Congo Basin: Illegal Timber Exploitation

After the Amazon, the Congo Basin is the second largest tropical mass on our planet. Covering six African states, its intensive exploitation has become a source of revenue but also a source of conflict.

Four African wood-producing countries have committed themselves through the Voluntary Partnership Agreements (VPAs) to ensure the traceability of timber exported to the European Union. These bilateral trade agreements are part of a wider European commitment known as Forest Law Enforcement, Governance and Trade (FLEGT), which aims to improve forest governance and combat illegal logging.

This fight against the illegal exploitation of forests tries to meet multiple challenges – maintaining biodiversity and ecosystems, access to water, limiting soil degradation, carbon storage. Also, in social and economic matters. Indeed, according to the United Nations, about 1.6 billion people depend on forests for their livelihoods, particularly through hunting, firewood, medicinal plants and access to water. Forests are therefore first-line actors in terms of food security and poverty reduction.

Illegal logging is not small-scale. By 2015, Global Witness estimated that illegal logging worldwide generated over $10 billion, while the loss of profits due to massive corruption that is plaguing the forest sector is estimated at more than $29 billion according to Interpol in 2017. In the 1990s, during the civil war in Liberia, wood was used as a bargaining chip, involving no less than 17 loggers who allegedly participated in the arms trade during the conflict. More recently, in the Central African Republic, timber directly supported the financing of the Seleka and the war, according to the Global Witness report of 2015.

Cutting down tropical timber can therefore be very lucrative, like other natural resources in the Congo Basin. However, if the harvesting of trees is profitable (especially when the species obtained are prized), it is much more the conversion of these forests into agricultural land that attracts foreign investors in view of the world demand for palm oil. The expansion of plantations under way in Africa can become very problematic especially when uncontrolled, as evidenced by the case of Herakles Farms in Cameroon.

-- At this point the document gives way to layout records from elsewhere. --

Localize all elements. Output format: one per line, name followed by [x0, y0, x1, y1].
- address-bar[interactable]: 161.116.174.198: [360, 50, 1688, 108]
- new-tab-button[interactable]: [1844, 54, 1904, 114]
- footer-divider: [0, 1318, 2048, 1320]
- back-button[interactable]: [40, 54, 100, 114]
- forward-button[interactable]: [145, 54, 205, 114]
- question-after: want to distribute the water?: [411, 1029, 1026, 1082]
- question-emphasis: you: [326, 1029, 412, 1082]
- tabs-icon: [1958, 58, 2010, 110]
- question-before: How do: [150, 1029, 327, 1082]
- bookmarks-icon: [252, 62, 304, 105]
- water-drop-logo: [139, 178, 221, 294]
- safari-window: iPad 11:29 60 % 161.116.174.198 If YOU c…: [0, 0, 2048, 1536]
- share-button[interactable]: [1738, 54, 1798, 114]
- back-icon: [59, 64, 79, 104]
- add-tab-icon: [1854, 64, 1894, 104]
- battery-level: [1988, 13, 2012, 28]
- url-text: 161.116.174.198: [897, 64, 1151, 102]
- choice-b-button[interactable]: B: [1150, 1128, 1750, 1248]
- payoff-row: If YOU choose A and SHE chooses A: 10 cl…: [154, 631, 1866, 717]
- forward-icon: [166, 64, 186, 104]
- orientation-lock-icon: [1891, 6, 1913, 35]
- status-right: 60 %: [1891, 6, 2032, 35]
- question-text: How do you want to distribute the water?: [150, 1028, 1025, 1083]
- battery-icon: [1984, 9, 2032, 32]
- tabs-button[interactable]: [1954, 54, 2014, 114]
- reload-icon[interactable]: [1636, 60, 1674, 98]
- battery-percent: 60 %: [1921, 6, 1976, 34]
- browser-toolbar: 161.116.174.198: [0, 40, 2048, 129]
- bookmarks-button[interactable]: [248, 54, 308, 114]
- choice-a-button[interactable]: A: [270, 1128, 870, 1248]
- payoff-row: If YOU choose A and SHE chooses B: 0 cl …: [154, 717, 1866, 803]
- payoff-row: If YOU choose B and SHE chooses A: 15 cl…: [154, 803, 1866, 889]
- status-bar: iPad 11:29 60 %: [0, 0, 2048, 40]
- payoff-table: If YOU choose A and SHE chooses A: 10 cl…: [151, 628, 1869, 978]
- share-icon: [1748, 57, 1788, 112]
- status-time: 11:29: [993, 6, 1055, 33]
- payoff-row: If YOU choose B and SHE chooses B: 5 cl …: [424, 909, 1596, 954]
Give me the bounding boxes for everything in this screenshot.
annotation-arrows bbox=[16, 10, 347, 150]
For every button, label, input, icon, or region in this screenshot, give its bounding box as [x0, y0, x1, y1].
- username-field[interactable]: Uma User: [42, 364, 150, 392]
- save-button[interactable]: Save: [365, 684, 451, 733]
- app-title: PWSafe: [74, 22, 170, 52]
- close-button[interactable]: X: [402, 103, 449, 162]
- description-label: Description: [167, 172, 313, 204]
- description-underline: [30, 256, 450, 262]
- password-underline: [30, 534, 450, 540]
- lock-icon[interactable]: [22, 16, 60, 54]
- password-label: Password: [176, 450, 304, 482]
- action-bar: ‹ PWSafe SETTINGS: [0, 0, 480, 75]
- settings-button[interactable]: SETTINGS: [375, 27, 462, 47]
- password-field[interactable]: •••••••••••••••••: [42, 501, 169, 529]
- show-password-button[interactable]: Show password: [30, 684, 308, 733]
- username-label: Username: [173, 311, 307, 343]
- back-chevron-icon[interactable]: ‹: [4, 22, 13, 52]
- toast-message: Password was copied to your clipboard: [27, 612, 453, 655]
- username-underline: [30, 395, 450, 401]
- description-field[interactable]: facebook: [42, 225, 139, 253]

Playing on a weak or fuzzy right of land, large agro-industrial groups monopolize the lands of the local populations sometimes jeopardising the survival of communities. In so doing, the expansion of monocultures depletes soils, pollutes water, releases carbon dioxide from the logging of forests and drastically limits absorption capacity.

Since then, deforestation has been central to multiple strata of conflict. This is why the EU has undertaken bilateral agreements (VPAs) with timber-producing countries. The Republic of Cameroon joined this process (FLEGT) in 2010 which entered into force in 2011 following ratification by both parties. What is the current situation?

FLEGT, as implemented in Cameroon should lead to improvements. However, at the moment, it seems to be far from achieving its aims of legality and traceability.

In 2015, the journal Mediapart reported that the Commission was refusing to divulge information about the forestry sector of Cameroon. According to the audit, no Cameroonian or foreign forestry companies appeared ready to register (i.e. to provide supporting documentation for their exploitation). As a result, all timber felled in Cameroon and sold on the international market could not be considered legal. It was stated that the audit had one merit: it shed new light on the lack of organisation in the forestry sector and the inability of the system, with its almost institutionalised corruption, to even pretend that the forestry was legal.

Despite the difficult implementation of the Voluntary Partnership Agreements, many issues remain largely unresolved concerning the role accorded to the local communities whose land is exploited. While the VPAs have paved the way for a better understanding of the rights of communities, there are clearly inconsistencies in the forestry policy pursued by the Cameroonian government.

At the beginning of 2017, the new “finance law” in Cameroon reformed the annual forestry royalty. (AFR) and in particular the share of local communities. The AFR is essential because it allows local, regional and neighbouring villages to share in the income from the management of their forests in order to support local development. The annual forestry levy, which was previously set at 10% for the communities, was abolished in 2015 and 2016 and then restored to 6.75% thanks to the advocacy work partly carried out by FODER. Nevertheless, it is still below 10%.

This share in the communities is of paramount importance in that it allows them to finance their own projects (water points, roads, classrooms, etc.).

It is clear that reducing this levy for neighbouring communities will only increase the illegal exploitation of forests and also the social conflicts between forestry industry and local populations.

The process referred to in the Voluntary Partnership Agreement will never achieve its objective if local communities are implicitly encouraged to work illegally. Good forest governance cannot be conceived as marginalising and impoverishing local communities in favour of large industries (forestry, mining or agro-food) located in the territory.

The incompatibility of the talk and the instruments deployed reflect either a very poor understanding of the problem or a lack of political will to regulate the sector, whose first victims are the local people.